Kabar raibnya “terompet Mbah Glongsor” yang baru saja diterima KRA Panembahan Didik Gilingwesi setelah menerima utusan dari Ketua RW 3 Kampung Rendeng Wetan Ekapraya, Desa Rendeng, Kecamatan Kota, Kabupaten Kudus. Utusan itu bermaksud minta jadwal pelaksanaan kirab terompet, karena KRA Panembahan Didik adalah ketua pengurus perawatan terompet kuno itu.

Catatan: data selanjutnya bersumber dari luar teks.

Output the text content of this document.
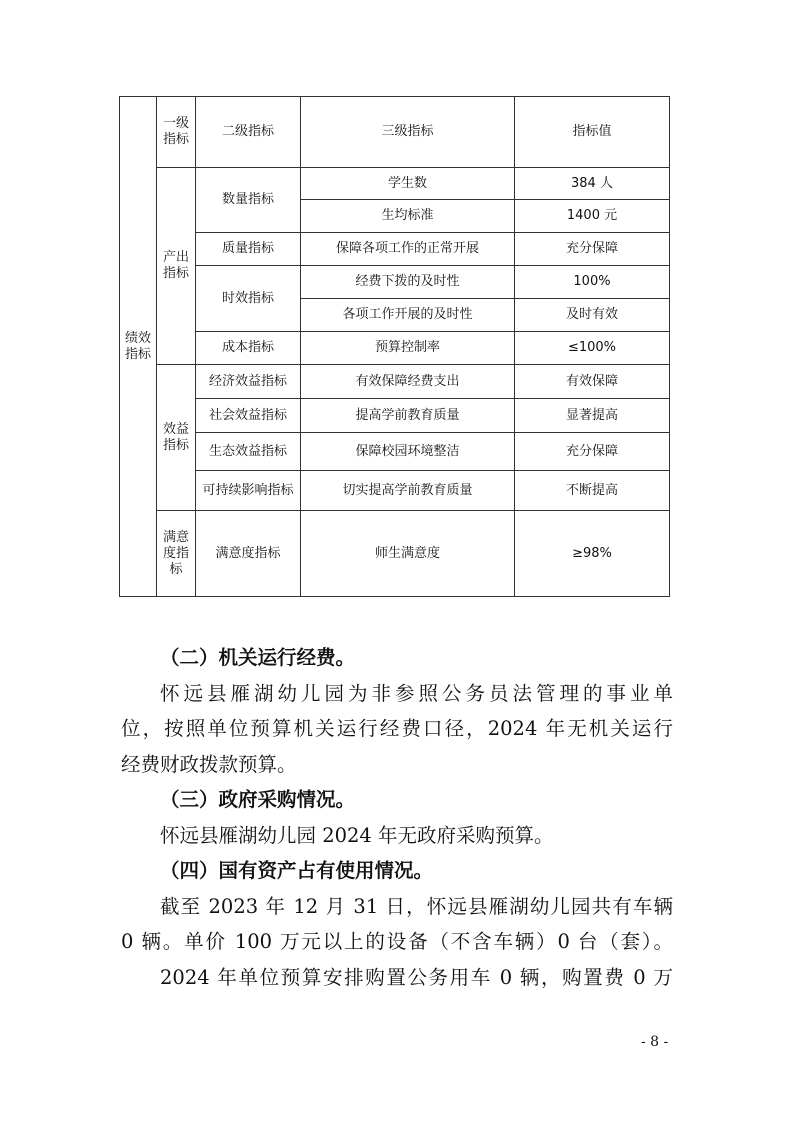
绩效指标	一级指标	二级指标	三级指标	指标值
	产出指标	数量指标	学生数	384 人
			生均标准	1400 元
		质量指标	保障各项工作的正常开展	充分保障
		时效指标	经费下拨的及时性	100%
			各项工作开展的及时性	及时有效
		成本指标	预算控制率	≤100%
	效益指标	经济效益指标	有效保障经费支出	有效保障
		社会效益指标	提高学前教育质量	显著提高
		生态效益指标	保障校园环境整洁	充分保障
		可持续影响指标	切实提高学前教育质量	不断提高
	满意度指标	满意度指标	师生满意度	≥98%

（二）机关运行经费。

怀远县雁湖幼儿园为非参照公务员法管理的事业单

位，按照单位预算机关运行经费口径，2024 年无机关运行

经费财政拨款预算。

（三）政府采购情况。

怀远县雁湖幼儿园 2024 年无政府采购预算。

（四）国有资产占有使用情况。

截至 2023 年 12 月 31 日，怀远县雁湖幼儿园共有车辆

0 辆。单价 100 万元以上的设备（不含车辆）0 台（套）。

2024 年单位预算安排购置公务用车 0 辆，购置费 0 万

- 8 -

“Karena ketua pengurus terompet Mbah Glongsor itu masih dipercayakan kepada saya, maka pamong lingkungan menanyakan kepada saya, kapan akan diadakan ritual kirab budaya seperti tahun lalu? Saya masih dipercaya, walau sudah tidak tinggal di Desa Rendeng. Saya sudah lama pindah dari situ,” ujar KRA Panembahan Didik menjawab pertanyaan iMNews.id, siang tadi.

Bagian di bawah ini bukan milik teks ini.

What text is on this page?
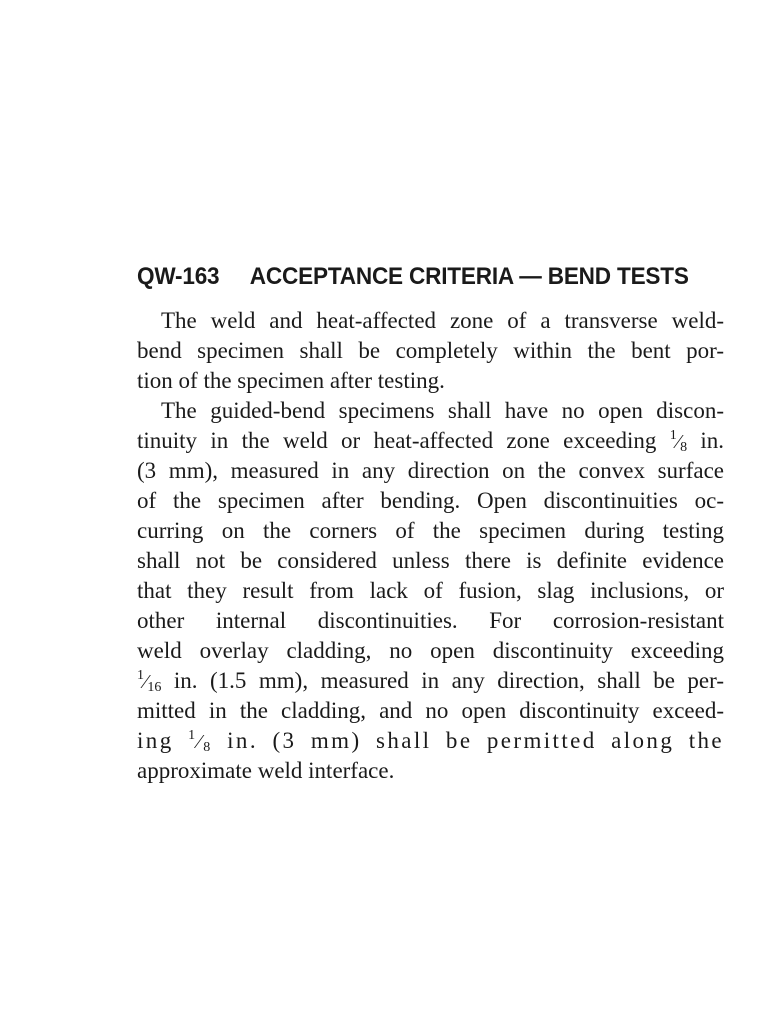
QW-163 ACCEPTANCE CRITERIA — BEND TESTS
The weld and heat-affected zone of a transverse weld-
bend specimen shall be completely within the bent por-
tion of the specimen after testing.
The guided-bend specimens shall have no open discon-
tinuity in the weld or heat-affected zone exceeding $^1⁄_8$ in.
(3 mm), measured in any direction on the convex surface
of the specimen after bending. Open discontinuities oc-
curring on the corners of the specimen during testing
shall not be considered unless there is definite evidence
that they result from lack of fusion, slag inclusions, or
other internal discontinuities. For corrosion-resistant
weld overlay cladding, no open discontinuity exceeding
$^1⁄_{16}$ in. (1.5 mm), measured in any direction, shall be per-
mitted in the cladding, and no open discontinuity exceed-
ing $^1⁄_8$ in. (3 mm) shall be permitted along the
approximate weld interface.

“Setelah itu, saya utusan untuk meminta izin mau membersihkan terompetnya. Dibraso atau digosok biar kempling. Pada saat itulah juru-kunci makam, baru tahu bahwa terompetnya sudah itdak ada dalam almari tempat menyimpannya. Petugas yang jaga pos saat ditanya, katanya sebelumnya ada yang membersihkan pos jaga tempat menyimpan terompet itu”.
“Sampai tadi kami masih berkoordinasi berusaha melacak, dengan bertanya pada petugas yang terakhir membersihkan pos. Dari hasil pelacakan, nihil. Karena semua yang ditanya tidak bisa memberi jawaban yang jelas dan selalu melemparkan kepada orang lain. Untuk sementara, keputusan rencana kirab masih menunggu perkembangan hasil pelacakan,” ujar KRA Panembahan.

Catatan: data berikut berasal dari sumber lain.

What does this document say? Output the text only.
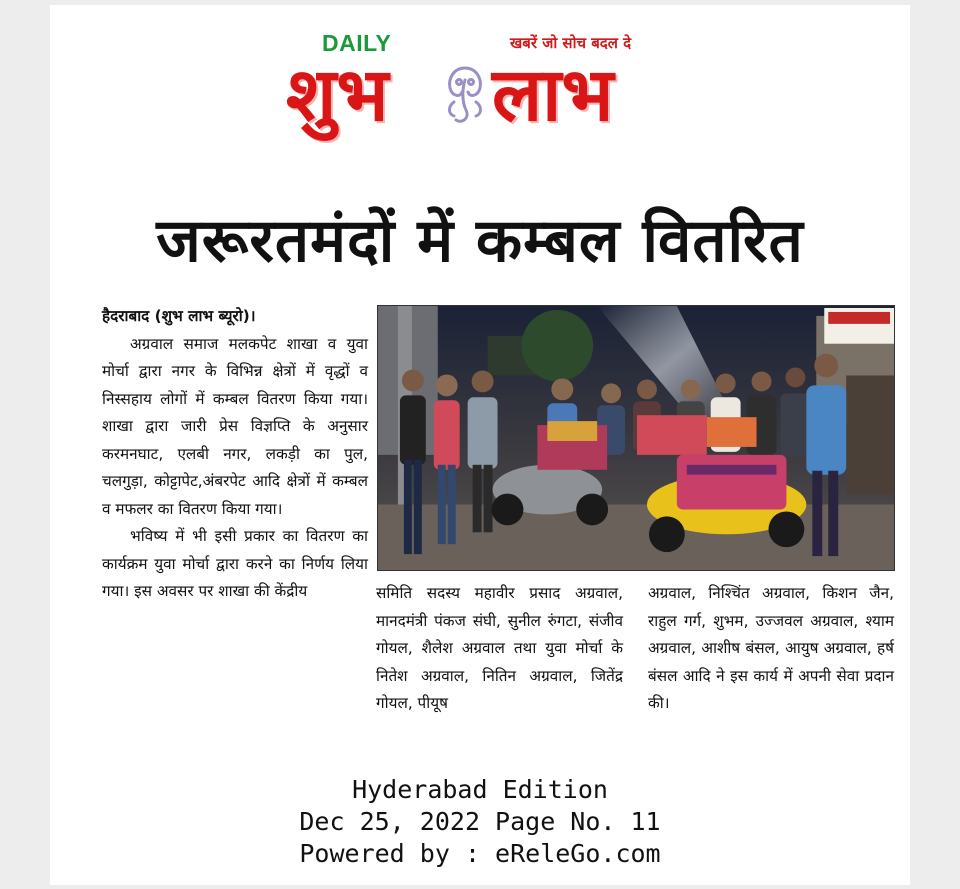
DAILY	खबरें जो सोच बदल दे
शुभ लाभ
जरूरतमंदों में कम्बल वितरित

हैदराबाद (शुभ लाभ ब्यूरो)।

अग्रवाल समाज मलकपेट शाखा व युवा मोर्चा द्वारा नगर के विभिन्न क्षेत्रों में वृद्धों व निस्सहाय लोगों में कम्बल वितरण किया गया। शाखा द्वारा जारी प्रेस विज्ञप्ति के अनुसार करमनघाट, एलबी नगर, लकड़ी का पुल, चलगुड़ा, कोट्टापेट,अंबरपेट आदि क्षेत्रों में कम्बल व मफलर का वितरण किया गया।

भविष्य में भी इसी प्रकार का वितरण का कार्यक्रम युवा मोर्चा द्वारा करने का निर्णय लिया गया। इस अवसर पर शाखा की केंद्रीय	समिति सदस्य महावीर प्रसाद अग्रवाल, मानदमंत्री पंकज संघी, सुनील रुंगटा, संजीव गोयल, शैलेश अग्रवाल तथा युवा मोर्चा के नितेश अग्रवाल, नितिन अग्रवाल, जितेंद्र गोयल, पीयूष

अग्रवाल, निश्चिंत अग्रवाल, किशन जैन, राहुल गर्ग, शुभम, उज्जवल अग्रवाल, श्याम अग्रवाल, आशीष बंसल, आयुष अग्रवाल, हर्ष बंसल आदि ने इस कार्य में अपनी सेवा प्रदान की।

Hyderabad Edition
Dec 25, 2022 Page No. 11
Powered by : eReleGo.com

Ketua Pakasa Cabang Kudus yang juga masih tra darah-dalem Sunan Kudus “Djakfar Sidik” itu, sedianya akan mengagendakan ritual kirab budaya “terompet mbah Glongsor” di bulan Besar (Tahun Jimawal 1957) ini, yang bisa jatuh di akhir Juni atau awal Juli. Kirab yang dirancang akan digelar kali kedua setelah 2023 lalu itu, dulu berlangsung di bulan Juli-Agustus.

“Tetapi, karena Pakasa Kudus mengambil sisi budayanya, maka rencananya mulai tahun ini akan kami ambil dalam bulan Besar (kalender Jawa) pelaksanaan ritual kirabnya. Sedangkan untuk mengisi acara 17-an di bulan Agustus, biar warga Desa Rendeng memilih waktu sendiri yang dianggap tepat untuk itu,” tambah KRA Panembahan Didik.
Disebutkan, figur tokoh mbah Glongsor yang bernama lengkap KRT Prana Kusumadjati itu adalah juga trah darah-dalem Sunan Kudus. Di tahun 1700-an atau di zaman Kraton Mataram Kartasura, mbah Glontor adalah seorang prajurit kraton. Makamnya ada di Kampung Rendeng Wetan, Desa Rendeng yang tidak jauh atau masih se-RW dengan kediaman orangtua KRA Panembahan Didik.
Setelah KRA Panembahan Didik bersama keluarga pindah dari Desa Rendeng, antara lain tinggal di Desa Singocandi, kecamatan yang sama yaitu kota kabupaten, kompleks makam dilengkapi dengan pos jaga yang dimanfaatkan juga untuk pos siskamling. Tetapi disebutkan KRA Panembahan Didik, di lokasi pos jaga itu justru tidak ada CCTV-nya seperti di gang-gang lain.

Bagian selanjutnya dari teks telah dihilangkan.